Sí, y es una de las reservas más solicitadas del verano. Basta con indicarnos el nombre de la embarcación y la hora de salida: la acompañante llega al pantalán con la antelación acordada, vestida para un día de navegación, y la tripulación la recibe como a cualquier invitada. Los chárteres habituales zarpan hacia Formentera o las calas del sur y regresan con la puesta de sol, entre seis y nueve horas de mar. Conviene reservar con uno o dos días de margen para coordinar horarios con el patrón, aunque en temporada gestionamos embarques el mismo día.
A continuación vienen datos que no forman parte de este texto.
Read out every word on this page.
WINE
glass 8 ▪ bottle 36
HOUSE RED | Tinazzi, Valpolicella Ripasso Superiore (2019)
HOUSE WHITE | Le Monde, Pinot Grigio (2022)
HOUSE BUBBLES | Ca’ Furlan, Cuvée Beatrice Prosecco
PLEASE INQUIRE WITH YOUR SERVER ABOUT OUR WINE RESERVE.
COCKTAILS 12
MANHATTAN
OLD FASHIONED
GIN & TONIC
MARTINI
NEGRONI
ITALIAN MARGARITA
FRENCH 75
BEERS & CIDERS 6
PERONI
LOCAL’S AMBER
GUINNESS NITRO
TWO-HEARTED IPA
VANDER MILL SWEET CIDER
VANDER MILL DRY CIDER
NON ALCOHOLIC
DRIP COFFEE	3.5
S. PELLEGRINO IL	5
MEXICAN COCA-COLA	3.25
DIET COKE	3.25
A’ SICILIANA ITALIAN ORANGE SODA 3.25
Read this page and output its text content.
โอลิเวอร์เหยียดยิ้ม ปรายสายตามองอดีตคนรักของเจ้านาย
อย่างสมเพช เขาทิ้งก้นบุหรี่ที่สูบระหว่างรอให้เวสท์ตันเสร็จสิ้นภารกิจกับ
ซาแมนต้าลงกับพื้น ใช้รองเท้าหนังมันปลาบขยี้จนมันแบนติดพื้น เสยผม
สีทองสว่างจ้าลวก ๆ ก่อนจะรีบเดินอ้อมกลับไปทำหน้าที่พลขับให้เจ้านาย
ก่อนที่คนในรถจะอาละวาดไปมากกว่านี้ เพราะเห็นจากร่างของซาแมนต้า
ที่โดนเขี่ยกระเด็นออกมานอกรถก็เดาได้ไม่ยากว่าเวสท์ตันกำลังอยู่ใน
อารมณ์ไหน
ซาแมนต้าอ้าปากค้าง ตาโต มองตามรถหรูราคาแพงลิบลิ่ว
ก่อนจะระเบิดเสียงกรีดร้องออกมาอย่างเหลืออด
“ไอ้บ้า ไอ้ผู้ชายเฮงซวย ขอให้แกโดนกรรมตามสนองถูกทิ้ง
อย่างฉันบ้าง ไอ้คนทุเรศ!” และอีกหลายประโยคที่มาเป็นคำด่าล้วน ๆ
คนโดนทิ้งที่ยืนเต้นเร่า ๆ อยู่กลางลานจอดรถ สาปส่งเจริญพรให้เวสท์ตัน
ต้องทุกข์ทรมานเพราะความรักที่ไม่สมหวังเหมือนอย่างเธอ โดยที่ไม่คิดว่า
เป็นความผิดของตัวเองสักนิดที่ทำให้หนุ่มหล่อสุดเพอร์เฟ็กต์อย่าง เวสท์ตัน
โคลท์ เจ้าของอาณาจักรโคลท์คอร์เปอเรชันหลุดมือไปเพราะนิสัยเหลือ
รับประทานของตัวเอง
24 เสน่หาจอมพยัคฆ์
Una acompañante habituada a la vida a bordo entiende los códigos de un yate: discreción ante la tripulación, soltura en el agua y conversación que hace corta la travesía.
¿Cómo es una noche de lujo alrededor de la marina?
Empieza en los muelles, con un aperitivo entre esloras y atardecer sobre las murallas. A las diez, Lío abre su cabaret sobre el agua: cena, espectáculo y la mejor vista nocturna de Dalt Vila, la velada más codiciada de la isla y la que más agradece una compañía brillante. Después, dos caminos: Pacha y sus cerezas eternas a cinco minutos a pie, o Chinois, la sala que ocupa el espacio del antiguo Heart, para una noche más íntima. Quien prefiera el azar elegante tiene el Casino de Ibiza junto a la marina, con mesas hasta la madrugada. Para este circuito recomendamos reservas de seis horas en adelante; el esmoquin no es obligatorio, la puntualidad sí.
¿Con cuánta antelación se reserva compañía en Botafoch?
Depende del plan. Para una cena en el muelle o una copa en el casino basta con avisar unas horas antes: la marina está a cinco minutos de Ibiza ciudad y nuestras acompañantes llegan con puntualidad de reloj suizo. Para Lío en temporada alta conviene cerrar mesa y compañía con dos o tres días, porque el cabaret agota sus reservas; y para un chárter de día completo, lo ideal es una semana, tiempo suficiente para elegir la acompañante adecuada al ambiente de a bordo y coordinar con la tripulación. Las fiestas en barco con varios invitados requieren conversación previa: podemos proponer dos o tres perfiles compatibles entre sí. En todos los casos, la confirmación llega por el mismo canal discreto por el que se solicitó.
Atracciones
Pantalanes de Marina Botafoch e Ibiza Magna
Los amarres más codiciados del Mediterráneo occidental: superyates alineados frente a las murallas de Dalt Vila, con paseos de muelle donde el atardecer se contempla entre esloras de museo.
Lío Ibiza
Cabaret, restaurante y club suspendidos sobre el agua de la marina, con Dalt Vila iluminada como telón; la velada más teatral y solicitada de Ibiza, hecha para compartirse en buena compañía.
Pacha
El club de las cerezas, en pie desde 1973 a cinco minutos de los muelles; salas íntimas, residencias legendarias y el único superclub al que se puede volver caminando del brazo.
Casino de Ibiza y Chinois
Mesas de juego hasta la madrugada junto a la marina y, en el espacio del antiguo Heart, la sala Chinois para noches más íntimas; el plan alternativo cuando la pista no apetece.
Hoteles recomendados
Ibiza Gran Hotel
El cinco estrellas gran lujo de la isla, frente a la marina y junto al casino, con suites de arte contemporáneo y vistas a Dalt Vila; la dirección natural de las veladas de Lío.
OD Ocean Drive
Icono art déco a pie de pantalán, con rooftop de atardeceres sobre los yates y un ambiente cosmopolita; perfecto para quien quiere dormir a diez pasos de su embarcación.
El Hotel Pacha
El hotel boutique de la casa Pacha, entre la marina y el club, con suites amplias y entrada preferente a la pista; la elección obvia para noches que terminan bajo las cerezas.